Project 4 / Scene Recognition with Bag of Words

This project is on scene recognition and classification. The project uses a couple methods for classification and feature extraction with the most successful being SIFT features combined with an SVM classifier. This project involved 8 steps.

  1. Creation of tiny images
  2. Implementation of Nearest Neighbor algorithm
  3. Creation of a visual vocabulary
  4. Extraction of sift features and creation of a bag of features
  5. Implementation of Support Vector Machine classification
  6. Extra Credit: Testing effets of different vocab sizes
  7. Extra Credit: Implemenation of Cross Validation
  8. Extra Credit: Spatial Pyramid Feature Representation
  9. Extra Credit: Fisher Vectors

Creation of tiny images

In this part of the project I implemented one of the simplest image representation forms. I simply read in the image and then resized it to 16 by 16. This then acts as feature representation of the image to feed into the classifier.

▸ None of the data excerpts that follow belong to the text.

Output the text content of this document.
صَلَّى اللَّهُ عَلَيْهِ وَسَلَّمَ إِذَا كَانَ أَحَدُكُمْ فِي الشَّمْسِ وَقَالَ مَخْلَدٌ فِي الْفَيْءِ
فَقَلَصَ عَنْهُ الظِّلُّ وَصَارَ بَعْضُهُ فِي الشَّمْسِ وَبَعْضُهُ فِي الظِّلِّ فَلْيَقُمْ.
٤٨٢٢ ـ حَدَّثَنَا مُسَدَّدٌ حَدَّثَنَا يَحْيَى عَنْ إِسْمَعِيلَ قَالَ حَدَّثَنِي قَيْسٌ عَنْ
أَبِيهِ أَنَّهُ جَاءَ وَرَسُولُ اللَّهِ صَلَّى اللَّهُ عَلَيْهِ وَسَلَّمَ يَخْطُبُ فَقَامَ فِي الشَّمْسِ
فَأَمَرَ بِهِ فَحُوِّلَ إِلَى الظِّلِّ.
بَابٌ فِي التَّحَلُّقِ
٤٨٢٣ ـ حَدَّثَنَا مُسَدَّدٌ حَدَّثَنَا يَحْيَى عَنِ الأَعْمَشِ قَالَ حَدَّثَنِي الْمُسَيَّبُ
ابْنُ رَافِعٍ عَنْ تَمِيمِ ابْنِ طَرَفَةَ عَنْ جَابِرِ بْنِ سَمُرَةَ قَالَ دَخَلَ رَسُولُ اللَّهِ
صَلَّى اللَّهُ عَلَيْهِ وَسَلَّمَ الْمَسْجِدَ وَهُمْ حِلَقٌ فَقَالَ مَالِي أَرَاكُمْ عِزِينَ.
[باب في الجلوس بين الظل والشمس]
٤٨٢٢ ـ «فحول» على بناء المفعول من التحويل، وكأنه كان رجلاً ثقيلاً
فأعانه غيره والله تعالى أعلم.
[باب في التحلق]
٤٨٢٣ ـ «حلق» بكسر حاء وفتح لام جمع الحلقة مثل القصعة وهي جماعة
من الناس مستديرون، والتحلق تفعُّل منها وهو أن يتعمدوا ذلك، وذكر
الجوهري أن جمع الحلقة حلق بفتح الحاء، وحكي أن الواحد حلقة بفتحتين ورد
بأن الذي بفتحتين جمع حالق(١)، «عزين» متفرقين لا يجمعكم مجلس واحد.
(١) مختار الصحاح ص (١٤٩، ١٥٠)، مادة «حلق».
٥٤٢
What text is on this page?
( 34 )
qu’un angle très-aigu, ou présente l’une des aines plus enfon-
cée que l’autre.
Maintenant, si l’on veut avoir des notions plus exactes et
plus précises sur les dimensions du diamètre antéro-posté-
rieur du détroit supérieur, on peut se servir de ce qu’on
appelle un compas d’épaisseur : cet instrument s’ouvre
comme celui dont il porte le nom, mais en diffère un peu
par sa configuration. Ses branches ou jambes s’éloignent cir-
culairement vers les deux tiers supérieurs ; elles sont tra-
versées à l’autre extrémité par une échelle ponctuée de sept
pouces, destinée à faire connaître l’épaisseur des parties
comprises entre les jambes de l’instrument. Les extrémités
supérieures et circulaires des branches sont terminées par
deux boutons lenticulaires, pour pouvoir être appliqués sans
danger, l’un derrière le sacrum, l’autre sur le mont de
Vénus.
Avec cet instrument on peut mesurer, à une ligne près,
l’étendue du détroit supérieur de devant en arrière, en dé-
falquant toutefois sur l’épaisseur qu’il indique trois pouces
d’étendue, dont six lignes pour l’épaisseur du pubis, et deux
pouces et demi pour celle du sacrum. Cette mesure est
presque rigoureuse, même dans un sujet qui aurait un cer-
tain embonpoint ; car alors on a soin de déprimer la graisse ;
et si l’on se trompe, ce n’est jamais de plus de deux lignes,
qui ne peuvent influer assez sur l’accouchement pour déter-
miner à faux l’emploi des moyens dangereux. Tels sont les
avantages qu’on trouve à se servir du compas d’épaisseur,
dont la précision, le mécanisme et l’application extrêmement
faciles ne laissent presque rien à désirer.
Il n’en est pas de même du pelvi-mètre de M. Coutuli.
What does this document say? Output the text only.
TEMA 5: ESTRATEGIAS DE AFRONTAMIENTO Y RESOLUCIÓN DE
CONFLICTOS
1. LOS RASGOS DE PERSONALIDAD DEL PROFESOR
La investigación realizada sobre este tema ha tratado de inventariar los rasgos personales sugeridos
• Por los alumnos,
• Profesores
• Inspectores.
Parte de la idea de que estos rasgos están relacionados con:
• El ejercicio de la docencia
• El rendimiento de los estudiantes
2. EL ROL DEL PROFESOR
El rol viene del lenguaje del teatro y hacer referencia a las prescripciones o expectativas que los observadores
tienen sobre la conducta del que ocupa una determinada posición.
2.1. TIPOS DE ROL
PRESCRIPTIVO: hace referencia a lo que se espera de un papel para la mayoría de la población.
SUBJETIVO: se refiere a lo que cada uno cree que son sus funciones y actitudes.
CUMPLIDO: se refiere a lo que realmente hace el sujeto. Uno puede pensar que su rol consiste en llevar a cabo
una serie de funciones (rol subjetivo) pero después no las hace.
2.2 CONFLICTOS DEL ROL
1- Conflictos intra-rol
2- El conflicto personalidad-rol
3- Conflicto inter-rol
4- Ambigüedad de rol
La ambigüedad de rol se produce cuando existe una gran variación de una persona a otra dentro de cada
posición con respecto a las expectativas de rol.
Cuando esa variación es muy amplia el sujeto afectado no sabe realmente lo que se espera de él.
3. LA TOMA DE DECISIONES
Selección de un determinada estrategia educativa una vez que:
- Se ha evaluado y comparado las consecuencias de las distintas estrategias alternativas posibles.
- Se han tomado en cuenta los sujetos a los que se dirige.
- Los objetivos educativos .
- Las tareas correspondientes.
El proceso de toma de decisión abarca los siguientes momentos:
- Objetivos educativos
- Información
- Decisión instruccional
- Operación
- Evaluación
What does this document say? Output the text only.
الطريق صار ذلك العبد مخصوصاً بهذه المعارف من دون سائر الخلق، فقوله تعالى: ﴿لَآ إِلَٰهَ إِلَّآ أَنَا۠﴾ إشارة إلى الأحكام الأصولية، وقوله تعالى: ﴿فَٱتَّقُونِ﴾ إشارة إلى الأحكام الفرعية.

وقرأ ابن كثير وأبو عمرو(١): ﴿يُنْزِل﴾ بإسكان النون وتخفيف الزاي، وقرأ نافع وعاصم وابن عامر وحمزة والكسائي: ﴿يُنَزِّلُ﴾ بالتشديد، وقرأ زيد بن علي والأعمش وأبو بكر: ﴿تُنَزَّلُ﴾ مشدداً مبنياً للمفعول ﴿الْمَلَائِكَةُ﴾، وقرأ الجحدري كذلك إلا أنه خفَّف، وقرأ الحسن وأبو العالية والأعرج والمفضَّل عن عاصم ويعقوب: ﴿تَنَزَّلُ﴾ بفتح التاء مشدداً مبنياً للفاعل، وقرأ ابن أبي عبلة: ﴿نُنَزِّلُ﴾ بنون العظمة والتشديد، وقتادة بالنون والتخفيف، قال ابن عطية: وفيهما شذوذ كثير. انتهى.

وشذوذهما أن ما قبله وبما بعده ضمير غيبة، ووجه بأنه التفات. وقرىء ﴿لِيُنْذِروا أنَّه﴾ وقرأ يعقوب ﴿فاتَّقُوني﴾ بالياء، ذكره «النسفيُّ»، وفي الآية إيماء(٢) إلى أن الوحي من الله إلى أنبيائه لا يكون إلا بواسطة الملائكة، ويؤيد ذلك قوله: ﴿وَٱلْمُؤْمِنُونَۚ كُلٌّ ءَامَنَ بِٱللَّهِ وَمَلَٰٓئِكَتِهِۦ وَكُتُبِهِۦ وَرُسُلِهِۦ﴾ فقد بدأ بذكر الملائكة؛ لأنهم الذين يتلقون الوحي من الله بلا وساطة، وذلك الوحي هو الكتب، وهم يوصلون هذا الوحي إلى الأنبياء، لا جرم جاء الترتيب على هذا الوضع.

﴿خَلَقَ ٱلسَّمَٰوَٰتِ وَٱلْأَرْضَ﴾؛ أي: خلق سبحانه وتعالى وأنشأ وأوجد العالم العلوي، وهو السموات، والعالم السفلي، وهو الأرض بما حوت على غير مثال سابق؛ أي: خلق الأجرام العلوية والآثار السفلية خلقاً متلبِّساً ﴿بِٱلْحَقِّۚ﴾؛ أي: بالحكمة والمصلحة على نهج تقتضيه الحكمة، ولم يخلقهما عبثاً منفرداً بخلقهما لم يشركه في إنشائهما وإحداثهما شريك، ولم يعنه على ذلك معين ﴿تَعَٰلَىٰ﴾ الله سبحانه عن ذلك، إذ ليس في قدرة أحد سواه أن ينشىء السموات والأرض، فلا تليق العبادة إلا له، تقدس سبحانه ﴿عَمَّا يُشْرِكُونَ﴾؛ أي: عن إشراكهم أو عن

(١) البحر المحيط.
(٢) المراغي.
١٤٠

Implementation of Nearest Neighbor algorithm

In this part of the project I implemented the Nearest Neighbor algorithm. For this classifier I simply calculated the distance of each test vector to each training vector. Then I select the training vector that was closest to the test vector and predicted the label of the corresponding test image the label of the corresponding training image.
I got the following results using the Nearest Neighbor classifier

  1. Tiny Images: Accuracy (mean of diagonal of confusion matrix) is 0.201

Creation of a visual vocabulary

To create the visual vocabulary, I took the training set of images and clustered the it into some given number K clusters. The number K determined how big the visual vocabulary would be and how many groups the SIFT features would be partitioned into. For each image I extracted the SIFT features and added them to a matrix. Then I ran the matrix of all SIFT features through a k-means clustering algorithm with K being the vocab size. Then I save the centroids of the clusters as the visual words for my system. In the visual vocabulary I extraced the SIFT features with a step size of 10 and a size of 8.

Extraction of sift features and creation of a bag of features

To create my bag of features I extracted the SIFT features from each image and then took then found the distance between each feature and each visual word in the vocabulary. I took the visual word that was the closest to the feature and added a count in a histogram to account for the number of times that a visual word was seen in an image. Then I normalized the histogram, which was 1 by vocab size. I returned a matrix of each histogram for each training image. In the creation of a bag of features, I extraced the SIFT features with a step size of 5 and a size of 8.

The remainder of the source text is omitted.